Деревянная чашка по края налита медом с запахами всех цветов. «Какой из себя лесовик?» – с любопытством спрашивает она, и дед, бортник, рассказывает: «Он, Росинушка, небольшой, весь заросший – до глаз, но добрый. Озорничает, конечно, как не поозорничать. Другой раз заведет в такую чащобу, что не знаешь, как и выбраться».
Ласковая рука деда гладит ее по волосам, голос деда неторопливый:
«Их много, разных озорников. Вот в избе под печкой живет домовой, он ничего себе, справный, да уж больно обидчивый и капризный, рассердить его ничего не стоит.

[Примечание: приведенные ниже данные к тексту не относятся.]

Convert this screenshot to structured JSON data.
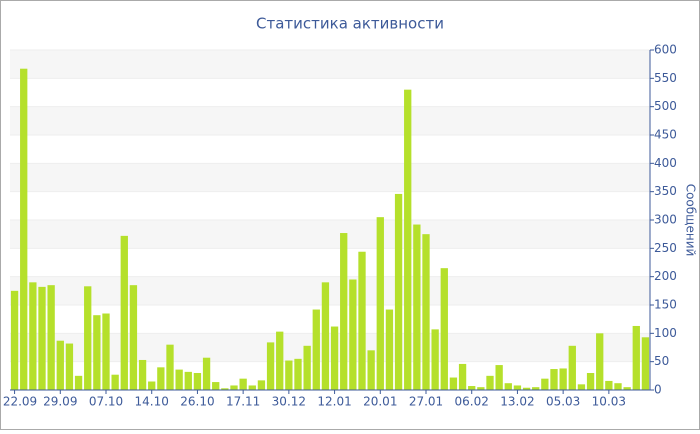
{
  "chart_data": {
    "type": "bar",
    "title": "Статистика активности",
    "y_label": "Сообщений",
    "categories": [
      "22.09",
      null,
      null,
      null,
      null,
      "29.09",
      null,
      null,
      null,
      null,
      "07.10",
      null,
      null,
      null,
      null,
      "14.10",
      null,
      null,
      null,
      null,
      "26.10",
      null,
      null,
      null,
      null,
      "17.11",
      null,
      null,
      null,
      null,
      "30.12",
      null,
      null,
      null,
      null,
      "12.01",
      null,
      null,
      null,
      null,
      "20.01",
      null,
      null,
      null,
      null,
      "27.01",
      null,
      null,
      null,
      null,
      "06.02",
      null,
      null,
      null,
      null,
      "13.02",
      null,
      null,
      null,
      null,
      "05.03",
      null,
      null,
      null,
      null,
      "10.03",
      null,
      null,
      null,
      null
    ],
    "values": [
      175,
      567,
      190,
      182,
      185,
      87,
      82,
      25,
      183,
      132,
      135,
      27,
      272,
      185,
      53,
      15,
      40,
      80,
      36,
      32,
      30,
      57,
      14,
      3,
      8,
      20,
      8,
      17,
      84,
      103,
      52,
      55,
      78,
      142,
      190,
      112,
      277,
      195,
      244,
      70,
      305,
      142,
      346,
      530,
      292,
      275,
      107,
      215,
      22,
      46,
      7,
      5,
      25,
      44,
      12,
      8,
      4,
      5,
      20,
      37,
      38,
      78,
      10,
      30,
      100,
      16,
      12,
      5,
      113,
      93
    ],
    "color": "#b5e02b",
    "ylim": [
      0,
      600
    ],
    "yticks": [
      0,
      50,
      100,
      150,
      200,
      250,
      300,
      350,
      400,
      450,
      500,
      550,
      600
    ],
    "grid": true
  }
}
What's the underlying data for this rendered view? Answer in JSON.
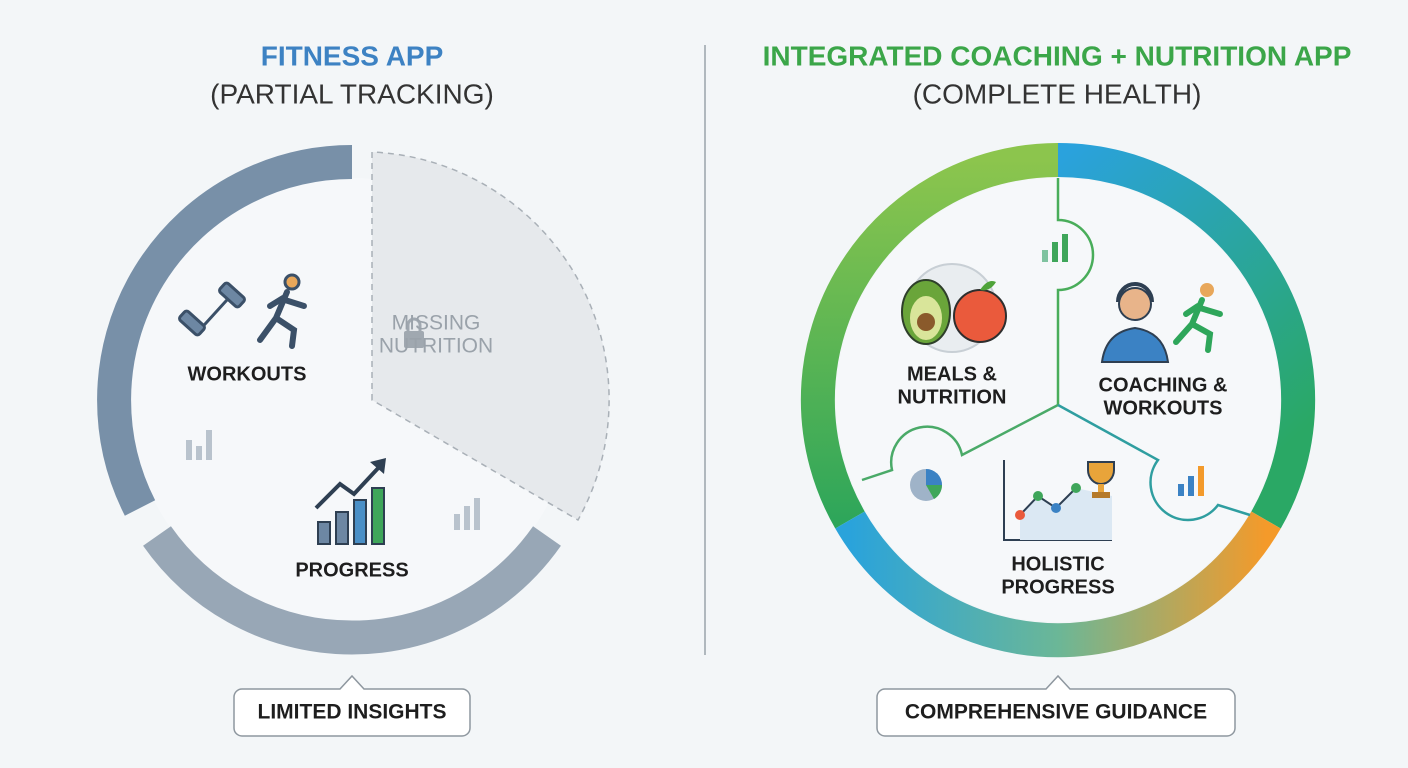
{
  "left": {
    "title": "FITNESS APP",
    "subtitle": "(PARTIAL TRACKING)",
    "workouts": "WORKOUTS",
    "progress": "PROGRESS",
    "missing": [
      "MISSING",
      "NUTRITION"
    ],
    "footer": "LIMITED INSIGHTS"
  },
  "right": {
    "title": "INTEGRATED COACHING + NUTRITION APP",
    "subtitle": "(COMPLETE HEALTH)",
    "meals": [
      "MEALS &",
      "NUTRITION"
    ],
    "coaching": [
      "COACHING &",
      "WORKOUTS"
    ],
    "progress": [
      "HOLISTIC",
      "PROGRESS"
    ],
    "footer": "COMPREHENSIVE GUIDANCE"
  }
}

Хозяева, как идут жить в другую избу, зовут домового: «Батюшка домовой, пожалуйте к нам на новое поместье». Есть еще полевой, брат домового. Шла однажды полем баба и слышит голос: «Тетка, пожалей меня, я умираю». – «А кто ты сам-то будешь?» – спрашивает она. «Полевой я. Поди домой, скажи домовому, что его брат полевой умер». Тетка, еле переведя дух, прибежала, рассказывает. Вдруг окно в избе само собой распахнулось. Это домовой полетел прощаться с братом полевым». – «Страшно как, дедуня!» – «А ничего страшного, Росинушка, нету. Они вреда особого никому не делают». – «А ты лесовика видел?»– «Как не видать, видел. Я ему медка другой раз оставлю в чашке на пеньке, он и довольный».
Позже, после смерти матери, стала она с дедом жить в лесу, хотела и боялась увидать лесовика. Одно осталось в памяти: он добрый и заросший до глаз волосом.

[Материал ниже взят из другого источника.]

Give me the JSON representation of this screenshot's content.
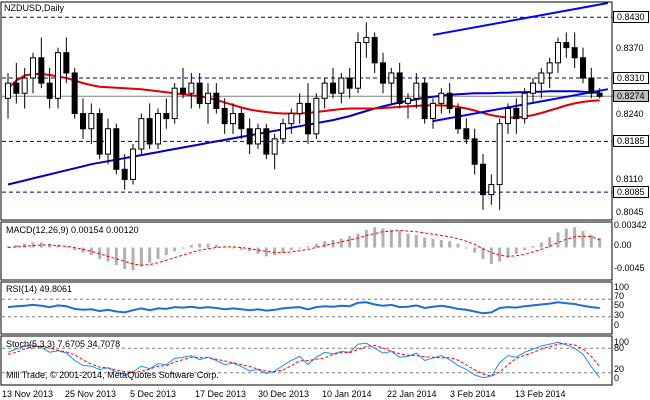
{
  "window": {
    "symbol_label": "NZDUSD,Daily"
  },
  "price_panel": {
    "levels": [
      {
        "value": "0.8430",
        "boxed": true,
        "color": "#000000",
        "bg": "#ffffff"
      },
      {
        "value": "0.8370",
        "boxed": false
      },
      {
        "value": "0.8310",
        "boxed": true,
        "color": "#000000",
        "bg": "#ffffff"
      },
      {
        "value": "0.8274",
        "boxed": true,
        "color": "#000000",
        "bg": "#c0c0c0"
      },
      {
        "value": "0.8240",
        "boxed": false
      },
      {
        "value": "0.8185",
        "boxed": true,
        "color": "#000000",
        "bg": "#ffffff"
      },
      {
        "value": "0.8110",
        "boxed": false
      },
      {
        "value": "0.8085",
        "boxed": true,
        "color": "#000000",
        "bg": "#ffffff"
      },
      {
        "value": "0.8045",
        "boxed": false
      }
    ]
  },
  "macd_panel": {
    "label": "MACD(12,26,9) 0.00154 0.00120",
    "ticks": [
      "0.00342",
      "0.00",
      "-0.0045"
    ]
  },
  "rsi_panel": {
    "label": "RSI(14) 49.8061",
    "ticks": [
      "100",
      "70",
      "50",
      "30",
      "0"
    ]
  },
  "stoch_panel": {
    "label": "Stoch(5,3,3) 7.6705 34.7078",
    "ticks": [
      "100",
      "80",
      "20",
      "0"
    ],
    "watermark": "Mill Trade, © 2001-2014, MetaQuotes Software Corp."
  },
  "time_axis": [
    "13 Nov 2013",
    "25 Nov 2013",
    "5 Dec 2013",
    "17 Dec 2013",
    "30 Dec 2013",
    "10 Jan 2014",
    "22 Jan 2014",
    "3 Feb 2014",
    "13 Feb 2014"
  ],
  "colors": {
    "bull_candle": "#ffffff",
    "bear_candle": "#000000",
    "ma_red": "#e00000",
    "ma_blue": "#0000c8",
    "channel": "#0000ff",
    "macd_hist": "#b0b0b0",
    "macd_signal": "#ff0000",
    "rsi_line": "#1e6fd0",
    "stoch_main": "#1e90ff",
    "stoch_signal": "#ff0000",
    "level_dash": "#000080"
  },
  "chart_data": {
    "type": "candlestick",
    "symbol": "NZDUSD",
    "timeframe": "Daily",
    "ylim": [
      0.803,
      0.846
    ],
    "candles": [
      [
        0.827,
        0.832,
        0.823,
        0.83
      ],
      [
        0.83,
        0.834,
        0.826,
        0.828
      ],
      [
        0.828,
        0.833,
        0.825,
        0.831
      ],
      [
        0.831,
        0.836,
        0.828,
        0.835
      ],
      [
        0.835,
        0.839,
        0.829,
        0.83
      ],
      [
        0.83,
        0.833,
        0.825,
        0.827
      ],
      [
        0.827,
        0.837,
        0.825,
        0.836
      ],
      [
        0.836,
        0.839,
        0.83,
        0.832
      ],
      [
        0.832,
        0.833,
        0.823,
        0.824
      ],
      [
        0.824,
        0.827,
        0.819,
        0.821
      ],
      [
        0.821,
        0.826,
        0.818,
        0.824
      ],
      [
        0.824,
        0.825,
        0.815,
        0.816
      ],
      [
        0.816,
        0.823,
        0.814,
        0.821
      ],
      [
        0.821,
        0.822,
        0.812,
        0.813
      ],
      [
        0.813,
        0.816,
        0.809,
        0.811
      ],
      [
        0.811,
        0.818,
        0.81,
        0.817
      ],
      [
        0.817,
        0.824,
        0.816,
        0.823
      ],
      [
        0.823,
        0.826,
        0.817,
        0.818
      ],
      [
        0.818,
        0.825,
        0.817,
        0.824
      ],
      [
        0.824,
        0.827,
        0.821,
        0.823
      ],
      [
        0.823,
        0.83,
        0.822,
        0.829
      ],
      [
        0.829,
        0.833,
        0.827,
        0.828
      ],
      [
        0.828,
        0.832,
        0.825,
        0.83
      ],
      [
        0.83,
        0.832,
        0.825,
        0.826
      ],
      [
        0.826,
        0.83,
        0.822,
        0.828
      ],
      [
        0.828,
        0.83,
        0.824,
        0.825
      ],
      [
        0.825,
        0.827,
        0.82,
        0.822
      ],
      [
        0.822,
        0.826,
        0.82,
        0.824
      ],
      [
        0.824,
        0.825,
        0.819,
        0.821
      ],
      [
        0.821,
        0.823,
        0.816,
        0.818
      ],
      [
        0.818,
        0.822,
        0.817,
        0.821
      ],
      [
        0.821,
        0.822,
        0.815,
        0.816
      ],
      [
        0.816,
        0.82,
        0.813,
        0.819
      ],
      [
        0.819,
        0.823,
        0.818,
        0.822
      ],
      [
        0.822,
        0.825,
        0.82,
        0.824
      ],
      [
        0.824,
        0.828,
        0.822,
        0.826
      ],
      [
        0.826,
        0.83,
        0.818,
        0.82
      ],
      [
        0.82,
        0.828,
        0.819,
        0.827
      ],
      [
        0.827,
        0.831,
        0.825,
        0.83
      ],
      [
        0.83,
        0.833,
        0.827,
        0.828
      ],
      [
        0.828,
        0.832,
        0.826,
        0.831
      ],
      [
        0.831,
        0.833,
        0.827,
        0.829
      ],
      [
        0.829,
        0.84,
        0.828,
        0.838
      ],
      [
        0.838,
        0.842,
        0.835,
        0.839
      ],
      [
        0.839,
        0.84,
        0.832,
        0.834
      ],
      [
        0.834,
        0.836,
        0.828,
        0.83
      ],
      [
        0.83,
        0.833,
        0.826,
        0.832
      ],
      [
        0.832,
        0.834,
        0.825,
        0.826
      ],
      [
        0.826,
        0.828,
        0.823,
        0.827
      ],
      [
        0.827,
        0.832,
        0.825,
        0.83
      ],
      [
        0.83,
        0.831,
        0.822,
        0.823
      ],
      [
        0.823,
        0.827,
        0.821,
        0.826
      ],
      [
        0.826,
        0.829,
        0.824,
        0.828
      ],
      [
        0.828,
        0.83,
        0.824,
        0.825
      ],
      [
        0.825,
        0.826,
        0.82,
        0.821
      ],
      [
        0.821,
        0.823,
        0.818,
        0.819
      ],
      [
        0.819,
        0.821,
        0.812,
        0.814
      ],
      [
        0.814,
        0.816,
        0.805,
        0.808
      ],
      [
        0.808,
        0.812,
        0.806,
        0.81
      ],
      [
        0.81,
        0.823,
        0.805,
        0.822
      ],
      [
        0.822,
        0.826,
        0.82,
        0.825
      ],
      [
        0.825,
        0.827,
        0.82,
        0.823
      ],
      [
        0.823,
        0.829,
        0.822,
        0.828
      ],
      [
        0.828,
        0.831,
        0.826,
        0.83
      ],
      [
        0.83,
        0.833,
        0.827,
        0.832
      ],
      [
        0.832,
        0.835,
        0.829,
        0.834
      ],
      [
        0.834,
        0.839,
        0.832,
        0.838
      ],
      [
        0.838,
        0.84,
        0.835,
        0.837
      ],
      [
        0.837,
        0.84,
        0.833,
        0.835
      ],
      [
        0.835,
        0.837,
        0.83,
        0.831
      ],
      [
        0.831,
        0.833,
        0.827,
        0.828
      ],
      [
        0.828,
        0.829,
        0.827,
        0.8274
      ]
    ],
    "ma_red": [
      0.829,
      0.8305,
      0.8315,
      0.8318,
      0.8318,
      0.8316,
      0.8313,
      0.831,
      0.8305,
      0.83,
      0.8296,
      0.8293,
      0.8292,
      0.8291,
      0.829,
      0.8289,
      0.8288,
      0.8286,
      0.8284,
      0.8282,
      0.828,
      0.8278,
      0.8276,
      0.8274,
      0.8271,
      0.8267,
      0.8262,
      0.8257,
      0.8252,
      0.8248,
      0.8245,
      0.8243,
      0.8241,
      0.824,
      0.824,
      0.824,
      0.8241,
      0.8243,
      0.8245,
      0.8247,
      0.8249,
      0.825,
      0.825,
      0.825,
      0.825,
      0.8251,
      0.8252,
      0.8253,
      0.8254,
      0.8255,
      0.8256,
      0.8256,
      0.8256,
      0.8255,
      0.8253,
      0.825,
      0.8246,
      0.8241,
      0.8237,
      0.8234,
      0.8232,
      0.8232,
      0.8234,
      0.8237,
      0.8241,
      0.8246,
      0.8251,
      0.8256,
      0.826,
      0.8263,
      0.8265,
      0.8266
    ],
    "ma_blue": [
      0.81,
      0.8104,
      0.8108,
      0.8112,
      0.8116,
      0.812,
      0.8124,
      0.8128,
      0.8132,
      0.8136,
      0.814,
      0.8143,
      0.8146,
      0.8149,
      0.8152,
      0.8155,
      0.8158,
      0.8161,
      0.8164,
      0.8167,
      0.817,
      0.8173,
      0.8176,
      0.8179,
      0.8182,
      0.8185,
      0.8188,
      0.8191,
      0.8194,
      0.8197,
      0.82,
      0.8203,
      0.8206,
      0.8209,
      0.8212,
      0.8215,
      0.8218,
      0.8221,
      0.8224,
      0.8227,
      0.8231,
      0.8235,
      0.824,
      0.8245,
      0.825,
      0.8254,
      0.8258,
      0.8262,
      0.8265,
      0.8268,
      0.8271,
      0.8273,
      0.8275,
      0.8277,
      0.8278,
      0.8279,
      0.828,
      0.828,
      0.828,
      0.8281,
      0.8281,
      0.8282,
      0.8282,
      0.8283,
      0.8283,
      0.8284,
      0.8284,
      0.8284,
      0.8284,
      0.8283,
      0.8282,
      0.8281
    ],
    "channel_upper": [
      [
        51,
        0.8395
      ],
      [
        72,
        0.8458
      ]
    ],
    "channel_lower": [
      [
        51,
        0.8225
      ],
      [
        72,
        0.8288
      ]
    ],
    "macd_hist": [
      0.0002,
      0.0004,
      0.0006,
      0.0008,
      0.0008,
      0.0006,
      0.0004,
      0.0002,
      -0.0004,
      -0.0008,
      -0.0012,
      -0.0018,
      -0.0022,
      -0.0028,
      -0.0034,
      -0.0036,
      -0.003,
      -0.0024,
      -0.0018,
      -0.0012,
      -0.0006,
      0.0,
      0.0004,
      0.0006,
      0.0006,
      0.0004,
      0.0002,
      0.0,
      -0.0004,
      -0.0006,
      -0.001,
      -0.0014,
      -0.0012,
      -0.0008,
      -0.0004,
      0.0,
      0.0002,
      0.0006,
      0.001,
      0.0012,
      0.0014,
      0.0018,
      0.0022,
      0.0028,
      0.0032,
      0.003,
      0.0028,
      0.0026,
      0.0022,
      0.002,
      0.0016,
      0.0014,
      0.0012,
      0.001,
      0.0006,
      0.0,
      -0.0008,
      -0.0018,
      -0.0026,
      -0.0022,
      -0.0016,
      -0.001,
      -0.0004,
      0.0002,
      0.0008,
      0.0016,
      0.0024,
      0.003,
      0.0032,
      0.0026,
      0.002,
      0.0015
    ],
    "macd_signal": [
      0.0,
      0.0001,
      0.0002,
      0.0003,
      0.0004,
      0.0004,
      0.0003,
      0.0002,
      0.0,
      -0.0003,
      -0.0006,
      -0.001,
      -0.0014,
      -0.0018,
      -0.0022,
      -0.0026,
      -0.0028,
      -0.0027,
      -0.0024,
      -0.002,
      -0.0016,
      -0.0012,
      -0.0008,
      -0.0004,
      -0.0002,
      0.0,
      0.0001,
      0.0001,
      0.0,
      -0.0002,
      -0.0004,
      -0.0006,
      -0.0008,
      -0.0008,
      -0.0007,
      -0.0005,
      -0.0003,
      0.0,
      0.0003,
      0.0006,
      0.0009,
      0.0012,
      0.0015,
      0.0019,
      0.0022,
      0.0025,
      0.0026,
      0.0027,
      0.0026,
      0.0025,
      0.0023,
      0.0021,
      0.0019,
      0.0017,
      0.0014,
      0.001,
      0.0005,
      -0.0002,
      -0.0008,
      -0.0012,
      -0.0014,
      -0.0013,
      -0.0011,
      -0.0007,
      -0.0003,
      0.0002,
      0.0008,
      0.0013,
      0.0017,
      0.0018,
      0.0017,
      0.0012
    ],
    "rsi": [
      52,
      54,
      55,
      57,
      55,
      52,
      56,
      54,
      48,
      46,
      47,
      43,
      46,
      42,
      40,
      45,
      49,
      45,
      49,
      48,
      52,
      51,
      53,
      50,
      52,
      50,
      47,
      49,
      47,
      45,
      47,
      44,
      46,
      49,
      51,
      52,
      47,
      52,
      54,
      53,
      55,
      54,
      62,
      63,
      58,
      55,
      57,
      52,
      53,
      56,
      50,
      53,
      55,
      52,
      48,
      46,
      42,
      38,
      40,
      50,
      52,
      51,
      54,
      56,
      58,
      60,
      63,
      61,
      59,
      55,
      52,
      50
    ],
    "stoch_main": [
      70,
      78,
      85,
      88,
      82,
      70,
      74,
      68,
      50,
      38,
      36,
      28,
      32,
      22,
      15,
      22,
      36,
      30,
      42,
      40,
      55,
      58,
      62,
      52,
      58,
      50,
      40,
      44,
      35,
      25,
      28,
      18,
      24,
      38,
      50,
      60,
      40,
      58,
      70,
      66,
      72,
      70,
      90,
      92,
      80,
      68,
      72,
      58,
      60,
      68,
      50,
      56,
      62,
      52,
      38,
      28,
      15,
      8,
      12,
      45,
      62,
      58,
      70,
      78,
      85,
      90,
      95,
      88,
      80,
      65,
      35,
      8
    ],
    "stoch_signal": [
      65,
      70,
      78,
      84,
      85,
      80,
      75,
      71,
      64,
      52,
      41,
      34,
      32,
      27,
      23,
      20,
      24,
      29,
      36,
      37,
      46,
      52,
      58,
      57,
      57,
      53,
      49,
      45,
      40,
      35,
      29,
      24,
      23,
      27,
      37,
      49,
      50,
      53,
      56,
      65,
      69,
      69,
      77,
      84,
      87,
      80,
      73,
      66,
      63,
      62,
      59,
      58,
      56,
      57,
      51,
      39,
      27,
      17,
      12,
      22,
      40,
      55,
      63,
      69,
      78,
      84,
      90,
      91,
      88,
      78,
      60,
      35
    ]
  }
}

Уж не лесовик ли показался ей? И почему он повел рукой в сторону озера? Велел уходить?
Она посмотрела на Василька. Во сне он был спокоен. Откинула светлую прядь со лба, долго вглядывалась. Первый раз она видела сверстника, и он волновал ее.
Россава уходила, мягко ступая по траве, желала и боялась пробуждения парня. Перед тем как зайти в чащу, оглянулась. Привстав на колено, Василько с тревогой наблюдал за ней. Потом резко вскрикнул, догадался, что она уходит.
– Мне пора, – сказала Россава, подавленная его испугом.
– Останься! Праздник еще только начался, – сказал он с мольбой.
– Я должна уйти, – проговорила она; дрожала не столько от утреннего холода, сколько от страха и какого-то тяжелого предчувствия.
Василько взял ее за руку, вел, оберегая от веток.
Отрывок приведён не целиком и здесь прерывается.